See—the book is primarily a story of a life of gamers, building games. Specifically, millennial gamers who grew up with Oregon Trail as their first games, graduated to play Donkey Kong, and eventually took on better games like Kentucky Route Zero, Bioshock 2, and other classics. These anecdotes and tidbits about games are interspersed in the march of life of its two protagonists—the decidedly not manic pixie dream girl Sadie, and the not really Holden Caufield from the meadow style, Sam.
It's a story of Sam and Sadie, from the moment they met to their eventual middle years, and everything in between. It's a story of games, and designing games, and the intricate partnership there has to be to build games. It's a story of life, love—but mostly it's a story of friendship.

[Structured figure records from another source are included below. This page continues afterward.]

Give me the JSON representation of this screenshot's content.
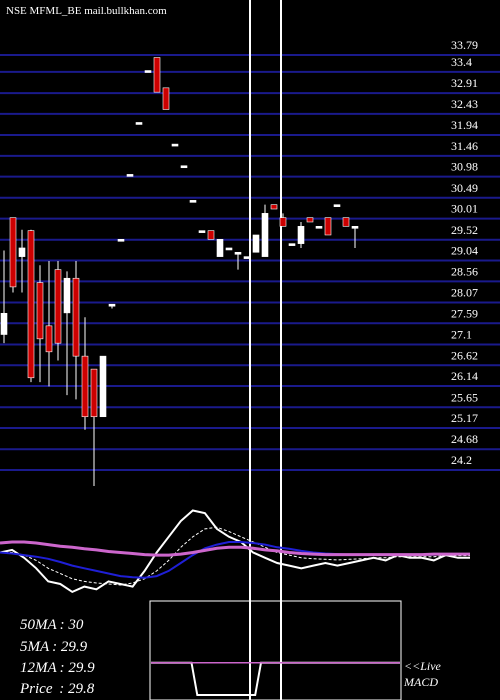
{
  "header": {
    "ticker": "NSE MFML_BE mail.bullkhan.com"
  },
  "chart_data": [
    {
      "type": "candlestick",
      "title": "NSE MFML_BE mail.bullkhan.com",
      "y_ticks": [
        33.79,
        33.4,
        32.91,
        32.43,
        31.94,
        31.46,
        30.98,
        30.49,
        30.01,
        29.52,
        29.04,
        28.56,
        28.07,
        27.59,
        27.1,
        26.62,
        26.14,
        25.65,
        25.17,
        24.68,
        24.2
      ],
      "ylim": [
        24.2,
        33.79
      ],
      "grid": true,
      "candles": [
        {
          "open": 27.1,
          "close": 27.59,
          "high": 29.04,
          "low": 26.9,
          "color": "#ffffff"
        },
        {
          "open": 29.8,
          "close": 28.2,
          "high": 29.8,
          "low": 28.07,
          "color": "#cc0000"
        },
        {
          "open": 28.9,
          "close": 29.1,
          "high": 29.52,
          "low": 28.07,
          "color": "#ffffff"
        },
        {
          "open": 29.5,
          "close": 26.1,
          "high": 29.52,
          "low": 26.0,
          "color": "#cc0000"
        },
        {
          "open": 28.3,
          "close": 27.0,
          "high": 28.7,
          "low": 26.0,
          "color": "#cc0000"
        },
        {
          "open": 27.3,
          "close": 26.7,
          "high": 28.8,
          "low": 25.9,
          "color": "#cc0000"
        },
        {
          "open": 28.6,
          "close": 26.9,
          "high": 28.8,
          "low": 26.5,
          "color": "#cc0000"
        },
        {
          "open": 27.6,
          "close": 28.4,
          "high": 28.56,
          "low": 25.7,
          "color": "#ffffff"
        },
        {
          "open": 28.4,
          "close": 26.6,
          "high": 28.8,
          "low": 25.6,
          "color": "#cc0000"
        },
        {
          "open": 26.6,
          "close": 25.2,
          "high": 27.5,
          "low": 24.9,
          "color": "#cc0000"
        },
        {
          "open": 26.3,
          "close": 25.2,
          "high": 26.3,
          "low": 23.6,
          "color": "#cc0000"
        },
        {
          "open": 25.2,
          "close": 26.6,
          "high": 26.6,
          "low": 25.2,
          "color": "#ffffff"
        },
        {
          "open": 27.8,
          "close": 27.8,
          "high": 27.8,
          "low": 27.7,
          "color": "#ffffff"
        },
        {
          "open": 29.3,
          "close": 29.3,
          "high": 29.3,
          "low": 29.3,
          "color": "#ffffff"
        },
        {
          "open": 30.8,
          "close": 30.8,
          "high": 30.8,
          "low": 30.8,
          "color": "#ffffff"
        },
        {
          "open": 32.0,
          "close": 32.0,
          "high": 32.0,
          "low": 32.0,
          "color": "#ffffff"
        },
        {
          "open": 33.2,
          "close": 33.2,
          "high": 33.2,
          "low": 33.2,
          "color": "#ffffff"
        },
        {
          "open": 33.5,
          "close": 32.7,
          "high": 33.5,
          "low": 32.7,
          "color": "#cc0000"
        },
        {
          "open": 32.8,
          "close": 32.3,
          "high": 32.8,
          "low": 32.3,
          "color": "#cc0000"
        },
        {
          "open": 31.5,
          "close": 31.5,
          "high": 31.5,
          "low": 31.5,
          "color": "#ffffff"
        },
        {
          "open": 31.0,
          "close": 31.0,
          "high": 31.0,
          "low": 31.0,
          "color": "#ffffff"
        },
        {
          "open": 30.2,
          "close": 30.2,
          "high": 30.2,
          "low": 30.2,
          "color": "#ffffff"
        },
        {
          "open": 29.5,
          "close": 29.5,
          "high": 29.5,
          "low": 29.5,
          "color": "#ffffff"
        },
        {
          "open": 29.5,
          "close": 29.3,
          "high": 29.5,
          "low": 29.3,
          "color": "#cc0000"
        },
        {
          "open": 28.9,
          "close": 29.3,
          "high": 29.3,
          "low": 28.9,
          "color": "#ffffff"
        },
        {
          "open": 29.1,
          "close": 29.1,
          "high": 29.1,
          "low": 29.1,
          "color": "#ffffff"
        },
        {
          "open": 29.0,
          "close": 29.0,
          "high": 29.0,
          "low": 28.6,
          "color": "#ffffff"
        },
        {
          "open": 28.9,
          "close": 28.9,
          "high": 28.9,
          "low": 28.9,
          "color": "#ffffff"
        },
        {
          "open": 29.0,
          "close": 29.4,
          "high": 29.4,
          "low": 29.0,
          "color": "#ffffff"
        },
        {
          "open": 28.9,
          "close": 29.9,
          "high": 30.1,
          "low": 28.9,
          "color": "#ffffff"
        },
        {
          "open": 30.1,
          "close": 30.0,
          "high": 30.1,
          "low": 30.0,
          "color": "#cc0000"
        },
        {
          "open": 29.8,
          "close": 29.6,
          "high": 29.9,
          "low": 29.6,
          "color": "#cc0000"
        },
        {
          "open": 29.2,
          "close": 29.2,
          "high": 29.2,
          "low": 29.2,
          "color": "#ffffff"
        },
        {
          "open": 29.2,
          "close": 29.6,
          "high": 29.7,
          "low": 29.1,
          "color": "#ffffff"
        },
        {
          "open": 29.8,
          "close": 29.7,
          "high": 29.8,
          "low": 29.7,
          "color": "#cc0000"
        },
        {
          "open": 29.6,
          "close": 29.6,
          "high": 29.6,
          "low": 29.6,
          "color": "#ffffff"
        },
        {
          "open": 29.8,
          "close": 29.4,
          "high": 29.8,
          "low": 29.4,
          "color": "#cc0000"
        },
        {
          "open": 30.1,
          "close": 30.1,
          "high": 30.1,
          "low": 30.1,
          "color": "#ffffff"
        },
        {
          "open": 29.8,
          "close": 29.6,
          "high": 29.8,
          "low": 29.6,
          "color": "#cc0000"
        },
        {
          "open": 29.6,
          "close": 29.6,
          "high": 29.6,
          "low": 29.1,
          "color": "#ffffff"
        }
      ]
    },
    {
      "type": "line",
      "title": "",
      "ylim": [
        -1,
        1
      ],
      "series": [
        {
          "name": "",
          "color": "#ffffff",
          "values": [
            0.0,
            0.05,
            -0.1,
            -0.3,
            -0.55,
            -0.6,
            -0.75,
            -0.65,
            -0.7,
            -0.55,
            -0.6,
            -0.65,
            -0.35,
            0.0,
            0.3,
            0.6,
            0.8,
            0.75,
            0.45,
            0.3,
            0.2,
            0.0,
            -0.1,
            -0.2,
            -0.25,
            -0.3,
            -0.25,
            -0.2,
            -0.25,
            -0.2,
            -0.15,
            -0.1,
            -0.15,
            -0.05,
            -0.1,
            -0.1,
            -0.15,
            -0.05,
            -0.1,
            -0.1
          ]
        },
        {
          "name": "",
          "color": "#ffffff",
          "values": [
            0.0,
            0.0,
            -0.05,
            -0.15,
            -0.3,
            -0.4,
            -0.5,
            -0.55,
            -0.58,
            -0.6,
            -0.62,
            -0.58,
            -0.5,
            -0.35,
            -0.15,
            0.1,
            0.3,
            0.45,
            0.48,
            0.4,
            0.3,
            0.2,
            0.1,
            0.0,
            -0.05,
            -0.1,
            -0.12,
            -0.13,
            -0.14,
            -0.13,
            -0.12,
            -0.1,
            -0.1,
            -0.08,
            -0.08,
            -0.08,
            -0.08,
            -0.06,
            -0.06,
            -0.06
          ]
        },
        {
          "name": "",
          "color": "#1f1fd6",
          "values": [
            0.0,
            -0.02,
            -0.05,
            -0.08,
            -0.12,
            -0.18,
            -0.25,
            -0.3,
            -0.35,
            -0.4,
            -0.45,
            -0.47,
            -0.48,
            -0.45,
            -0.35,
            -0.2,
            -0.05,
            0.08,
            0.15,
            0.2,
            0.2,
            0.18,
            0.15,
            0.1,
            0.07,
            0.03,
            0.0,
            -0.02,
            -0.03,
            -0.04,
            -0.04,
            -0.04,
            -0.04,
            -0.04,
            -0.04,
            -0.04,
            -0.04,
            -0.03,
            -0.03,
            -0.03
          ]
        },
        {
          "name": "",
          "color": "#cc66cc",
          "values": [
            0.18,
            0.2,
            0.2,
            0.18,
            0.15,
            0.12,
            0.1,
            0.07,
            0.05,
            0.02,
            0.0,
            -0.02,
            -0.04,
            -0.05,
            -0.05,
            -0.03,
            0.0,
            0.04,
            0.08,
            0.1,
            0.1,
            0.08,
            0.05,
            0.03,
            0.0,
            -0.02,
            -0.03,
            -0.04,
            -0.04,
            -0.04,
            -0.04,
            -0.04,
            -0.04,
            -0.04,
            -0.04,
            -0.04,
            -0.03,
            -0.03,
            -0.03,
            -0.03
          ]
        }
      ]
    },
    {
      "type": "line",
      "title": "",
      "ylim": [
        -1,
        1
      ],
      "series": [
        {
          "name": "",
          "color": "#ffffff",
          "values": [
            0.2,
            0.2,
            0.2,
            0.2,
            0.2,
            0.2,
            0.2,
            0.2,
            -1.0,
            -1.0,
            -1.0,
            -1.0,
            -1.0,
            -1.0,
            -1.0,
            -1.0,
            -1.0,
            -1.0,
            -1.0,
            0.2,
            0.2,
            0.2,
            0.2,
            0.2,
            0.2,
            0.2,
            0.2,
            0.2,
            0.2,
            0.2,
            0.2,
            0.2,
            0.2,
            0.2,
            0.2,
            0.2,
            0.2,
            0.2,
            0.2,
            0.2,
            0.2,
            0.2,
            0.2,
            0.2
          ]
        },
        {
          "name": "",
          "color": "#cc66cc",
          "values": [
            0.2,
            0.2,
            0.2,
            0.2,
            0.2,
            0.2,
            0.2,
            0.2,
            0.2,
            0.2,
            0.2,
            0.2,
            0.2,
            0.2,
            0.2,
            0.2,
            0.2,
            0.2,
            0.2,
            0.2,
            0.2,
            0.2,
            0.2,
            0.2,
            0.2,
            0.2,
            0.2,
            0.2,
            0.2,
            0.2,
            0.2,
            0.2,
            0.2,
            0.2,
            0.2,
            0.2,
            0.2,
            0.2,
            0.2,
            0.2,
            0.2,
            0.2,
            0.2,
            0.2
          ]
        }
      ]
    }
  ],
  "stats": [
    {
      "label": "50MA",
      "value": ": 30"
    },
    {
      "label": "5MA",
      "value": ": 29.9"
    },
    {
      "label": "12MA",
      "value": ": 29.9"
    },
    {
      "label": "Price",
      "value": "  : 29.8"
    }
  ],
  "macd_label": {
    "line1": "<<Live",
    "line2": "MACD"
  },
  "colors": {
    "background": "#000000",
    "grid": "#1a1a8c",
    "up": "#ffffff",
    "down": "#cc0000",
    "cursor": "#ffffff"
  }
}
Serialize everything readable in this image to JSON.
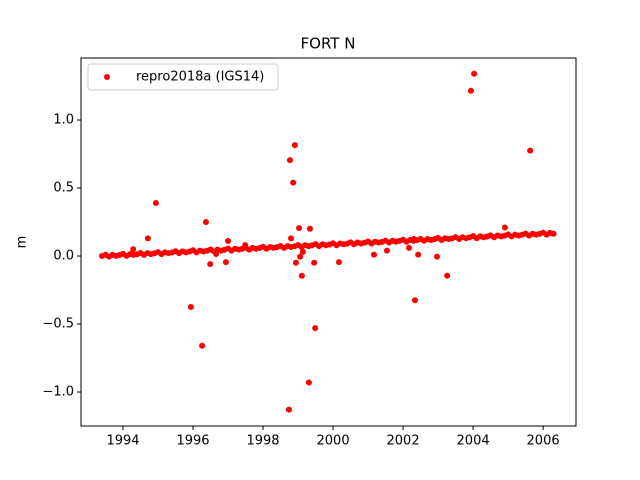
{
  "chart_data": {
    "type": "scatter",
    "title": "FORT N",
    "ylabel": "m",
    "legend": "upper left",
    "xlim": [
      1992.8,
      2006.94
    ],
    "ylim": [
      -1.25,
      1.456
    ],
    "xticks": [
      1994,
      1996,
      1998,
      2000,
      2002,
      2004,
      2006
    ],
    "yticks": [
      {
        "value": -1,
        "label": "−1.0"
      },
      {
        "value": -0.5,
        "label": "−0.5"
      },
      {
        "value": 0,
        "label": "0.0"
      },
      {
        "value": 0.5,
        "label": "0.5"
      },
      {
        "value": 1,
        "label": "1.0"
      }
    ],
    "series": [
      {
        "name": "repro2018a (IGS14)",
        "color": "#ff0000",
        "x": [
          1993.4,
          1993.5,
          1993.6,
          1993.7,
          1993.8,
          1993.9,
          1994.0,
          1994.1,
          1994.2,
          1994.3,
          1994.4,
          1994.5,
          1994.6,
          1994.7,
          1994.8,
          1994.9,
          1995.0,
          1995.1,
          1995.2,
          1995.3,
          1995.4,
          1995.5,
          1995.6,
          1995.7,
          1995.8,
          1995.9,
          1996.0,
          1996.1,
          1996.2,
          1996.3,
          1996.4,
          1996.5,
          1996.6,
          1996.7,
          1996.8,
          1996.9,
          1997.0,
          1997.1,
          1997.2,
          1997.3,
          1997.4,
          1997.5,
          1997.6,
          1997.7,
          1997.8,
          1997.9,
          1998.0,
          1998.1,
          1998.2,
          1998.3,
          1998.4,
          1998.5,
          1998.6,
          1998.7,
          1998.8,
          1998.9,
          1999.0,
          1999.1,
          1999.2,
          1999.3,
          1999.4,
          1999.5,
          1999.6,
          1999.7,
          1999.8,
          1999.9,
          2000.0,
          2000.1,
          2000.2,
          2000.3,
          2000.4,
          2000.5,
          2000.6,
          2000.7,
          2000.8,
          2000.9,
          2001.0,
          2001.1,
          2001.2,
          2001.3,
          2001.4,
          2001.5,
          2001.6,
          2001.7,
          2001.8,
          2001.9,
          2002.0,
          2002.1,
          2002.2,
          2002.3,
          2002.4,
          2002.5,
          2002.6,
          2002.7,
          2002.8,
          2002.9,
          2003.0,
          2003.1,
          2003.2,
          2003.3,
          2003.4,
          2003.5,
          2003.6,
          2003.7,
          2003.8,
          2003.9,
          2004.0,
          2004.1,
          2004.2,
          2004.3,
          2004.4,
          2004.5,
          2004.6,
          2004.7,
          2004.8,
          2004.9,
          2005.0,
          2005.1,
          2005.2,
          2005.3,
          2005.4,
          2005.5,
          2005.6,
          2005.7,
          2005.8,
          2005.9,
          2006.0,
          2006.1,
          2006.2,
          2006.3,
          1994.71,
          1994.29,
          1994.94,
          1995.94,
          1996.26,
          1996.37,
          1996.49,
          1996.66,
          1996.94,
          1997.0,
          1997.49,
          1998.74,
          1998.77,
          1998.8,
          1998.86,
          1998.91,
          1998.94,
          1999.03,
          1999.06,
          1999.11,
          1999.14,
          1999.31,
          1999.34,
          1999.46,
          1999.49,
          2000.17,
          2001.17,
          2001.54,
          2002.17,
          2002.31,
          2002.34,
          2002.43,
          2002.97,
          2003.26,
          2003.94,
          2004.03,
          2004.91,
          2005.63
        ],
        "values": [
          0.0,
          0.009,
          -0.005,
          0.008,
          0.001,
          0.007,
          0.016,
          0.001,
          0.014,
          0.008,
          0.013,
          0.022,
          0.008,
          0.021,
          0.014,
          0.02,
          0.029,
          0.014,
          0.027,
          0.021,
          0.026,
          0.035,
          0.021,
          0.034,
          0.027,
          0.033,
          0.042,
          0.027,
          0.04,
          0.034,
          0.039,
          0.048,
          0.034,
          0.047,
          0.04,
          0.046,
          0.055,
          0.04,
          0.053,
          0.047,
          0.052,
          0.061,
          0.047,
          0.06,
          0.053,
          0.059,
          0.068,
          0.053,
          0.066,
          0.06,
          0.065,
          0.074,
          0.06,
          0.073,
          0.066,
          0.072,
          0.081,
          0.066,
          0.079,
          0.073,
          0.078,
          0.087,
          0.073,
          0.086,
          0.079,
          0.085,
          0.094,
          0.079,
          0.092,
          0.086,
          0.091,
          0.1,
          0.086,
          0.099,
          0.092,
          0.098,
          0.107,
          0.092,
          0.105,
          0.099,
          0.104,
          0.113,
          0.099,
          0.112,
          0.105,
          0.111,
          0.12,
          0.105,
          0.118,
          0.112,
          0.117,
          0.126,
          0.112,
          0.125,
          0.118,
          0.124,
          0.133,
          0.118,
          0.131,
          0.125,
          0.13,
          0.139,
          0.125,
          0.138,
          0.131,
          0.137,
          0.146,
          0.131,
          0.144,
          0.138,
          0.143,
          0.152,
          0.138,
          0.151,
          0.144,
          0.15,
          0.159,
          0.144,
          0.157,
          0.151,
          0.156,
          0.165,
          0.151,
          0.164,
          0.157,
          0.163,
          0.172,
          0.157,
          0.17,
          0.164,
          0.13,
          0.05,
          0.39,
          -0.375,
          -0.66,
          0.25,
          -0.06,
          0.015,
          -0.045,
          0.11,
          0.08,
          -1.13,
          0.705,
          0.13,
          0.54,
          0.815,
          -0.05,
          0.205,
          -0.005,
          -0.145,
          0.03,
          -0.93,
          0.2,
          -0.05,
          -0.53,
          -0.045,
          0.01,
          0.04,
          0.06,
          0.125,
          -0.325,
          0.01,
          -0.005,
          -0.145,
          1.215,
          1.34,
          0.21,
          0.775
        ]
      }
    ]
  }
}
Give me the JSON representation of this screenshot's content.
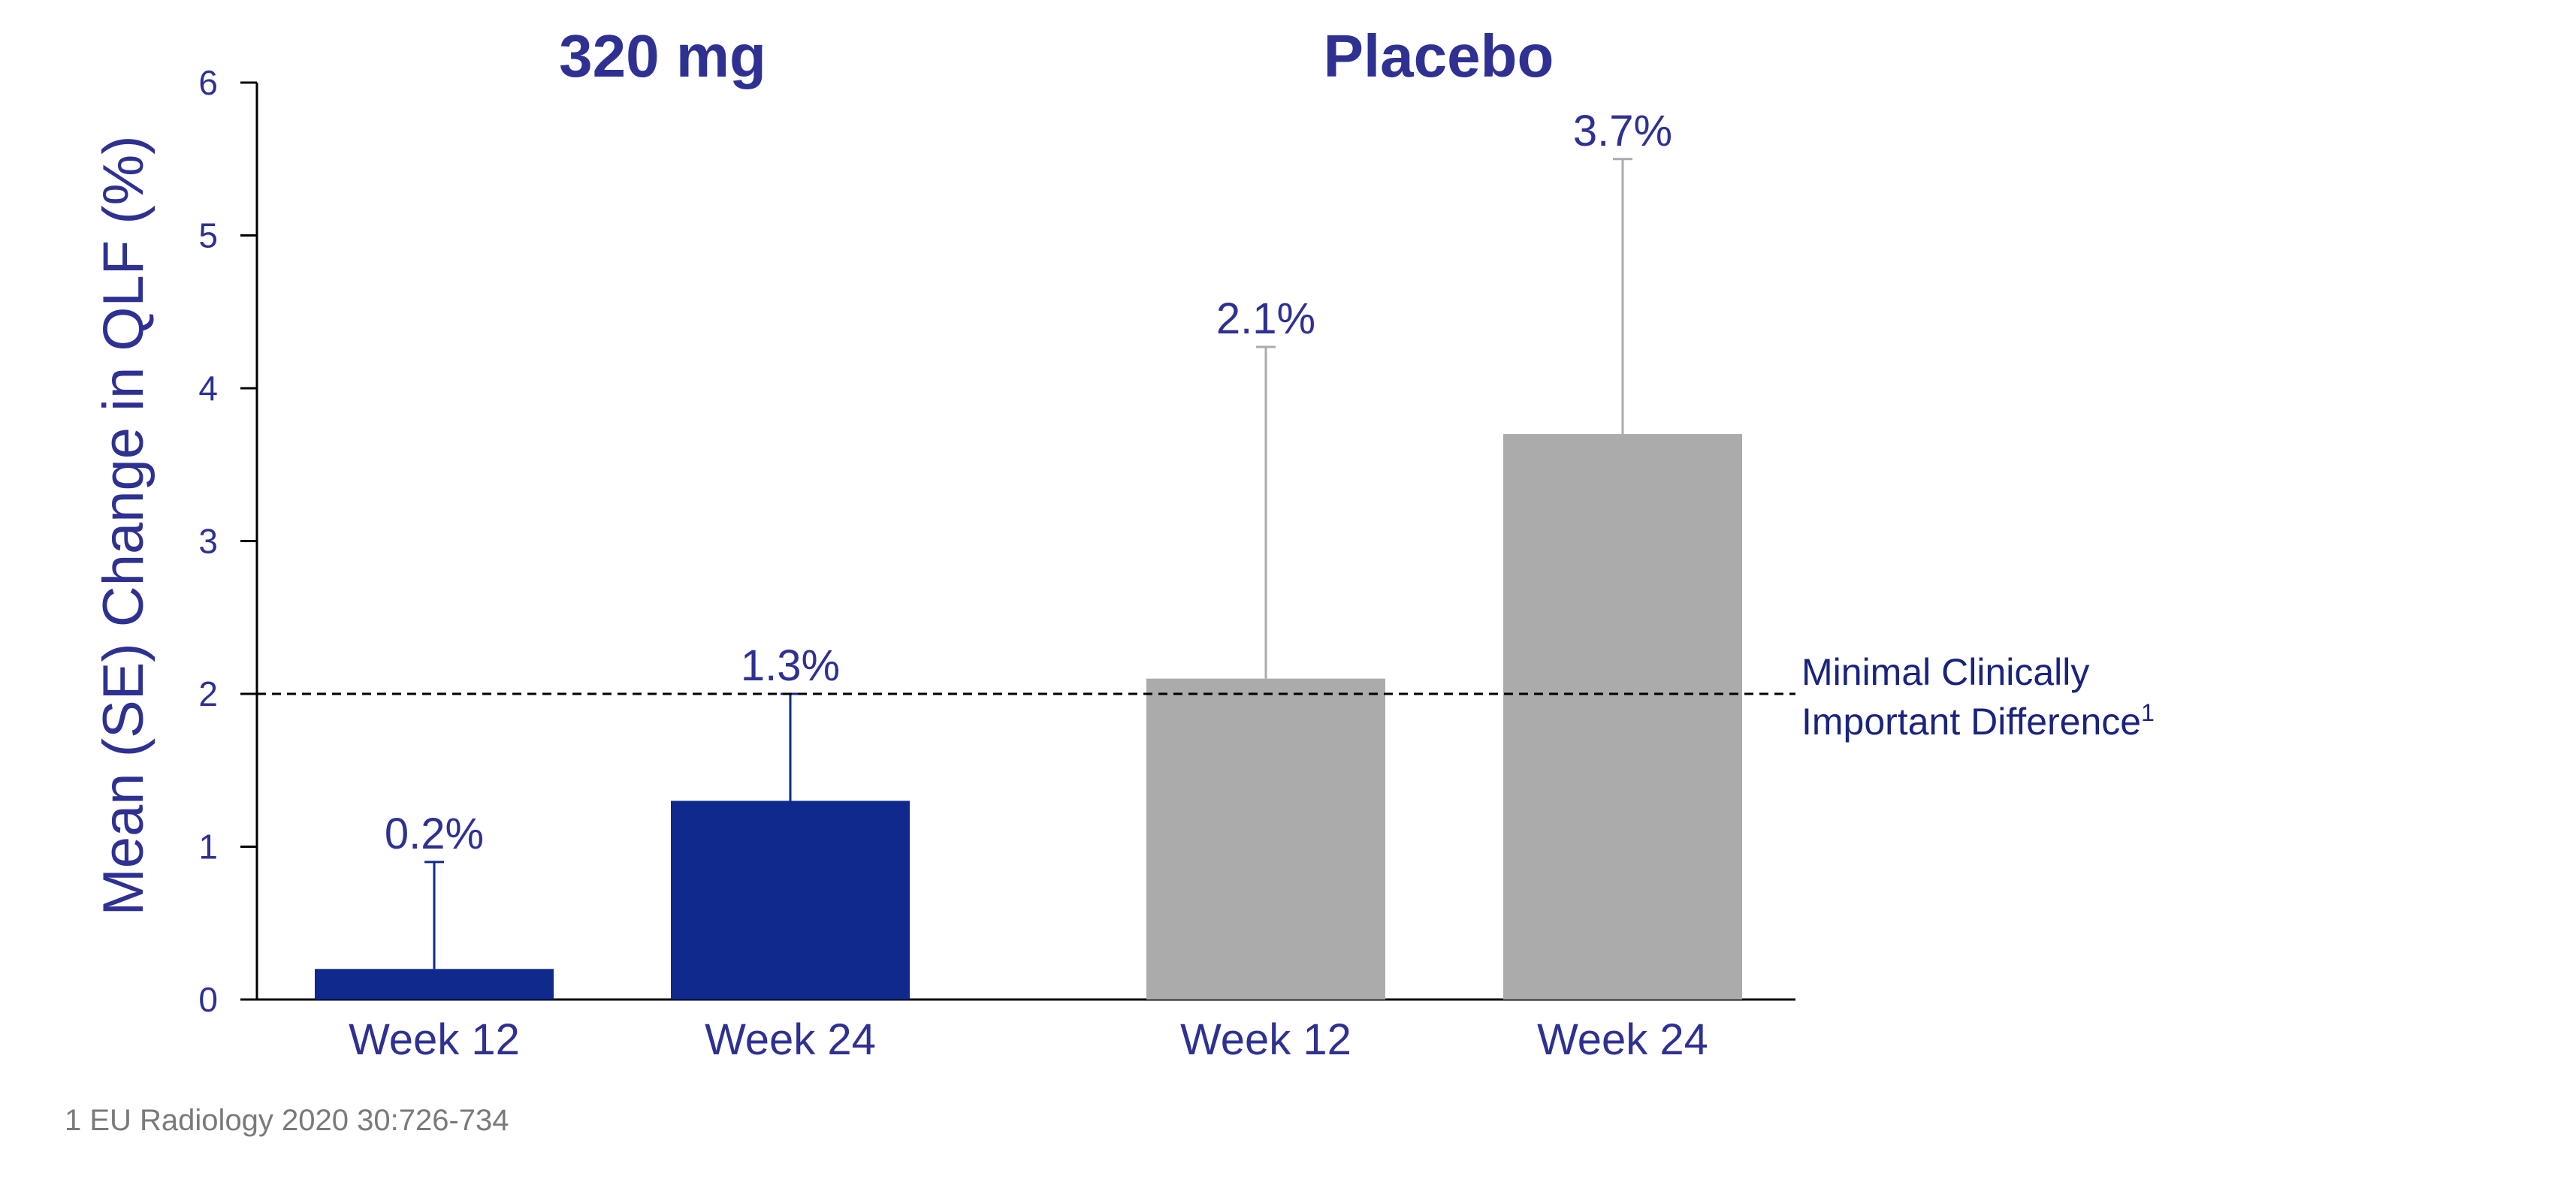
{
  "chart_data": {
    "type": "bar",
    "ylabel": "Mean (SE) Change in QLF (%)",
    "ylim": [
      0,
      6
    ],
    "yticks": [
      "0",
      "1",
      "2",
      "3",
      "4",
      "5",
      "6"
    ],
    "groups": [
      {
        "title": "320 mg",
        "color": "#0f2a8c",
        "error_color": "#0f2a8c",
        "bars": [
          {
            "category": "Week 12",
            "value": 0.2,
            "se": 0.7,
            "label": "0.2%"
          },
          {
            "category": "Week 24",
            "value": 1.3,
            "se": 0.7,
            "label": "1.3%"
          }
        ]
      },
      {
        "title": "Placebo",
        "color": "#ababab",
        "error_color": "#ababab",
        "bars": [
          {
            "category": "Week 12",
            "value": 2.1,
            "se": 2.17,
            "label": "2.1%"
          },
          {
            "category": "Week 24",
            "value": 3.7,
            "se": 1.8,
            "label": "3.7%"
          }
        ]
      }
    ],
    "reference_line": {
      "value": 2,
      "label_line1": "Minimal Clinically",
      "label_line2": "Important Difference",
      "superscript": "1"
    }
  },
  "footnote": "1 EU Radiology 2020 30:726-734",
  "colors": {
    "text_primary": "#2e3192",
    "axis": "#000000",
    "footnote": "#7a7a7a"
  }
}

I am not in the habit of describing books or reviewing them in a way where I have to get into the characters specifically. And I won't start here. But the power of the book is more around the realness of the relationship, and how loss, friendship, and love form much of our heartbeats in life. It feels that every point is earned, and every high and low was decidedly earned through quips and smalls. The storytelling was brisk, the pace was fast. And it was such an easy read that it's a bit sad to think I ended it pretty fast.
It feels like a John Green book—which is why John Green probably liked it—but at the same time, it's decidedly not. It's a lot less depressing, and in a way, less serious, but it's also more focused on the themes it wants to explore, and it did it in a way where it wasn't too stationary or too lingering on the topics.
Finally, I feel like the biggest reason why I adored this book is that I am a gamer myself, and I grew up with these games they talked about. I understand the type of games that they were building, from the artsy-artsy Solution and Revel, to the Mapletown clone, even to the MMORPG Pioneer. To use gaming as a medium was an easy way to get to my heartstrings. It's not just nostalgia—it's recognition. The way they describe the creative process, the partnership tensions, the compromises between art and commerce—these are conversations I've had, arguments I've witnessed.
I'm sure I'll forget about this book soon, but I appreciated the few hours it took me to devour the 496 or so pages it was, and I appreciated living in the world of Sam and Sadie and Marx (their business partner and best friend), and being part of building games along with them, and watching them grow up and eventually face life as adults.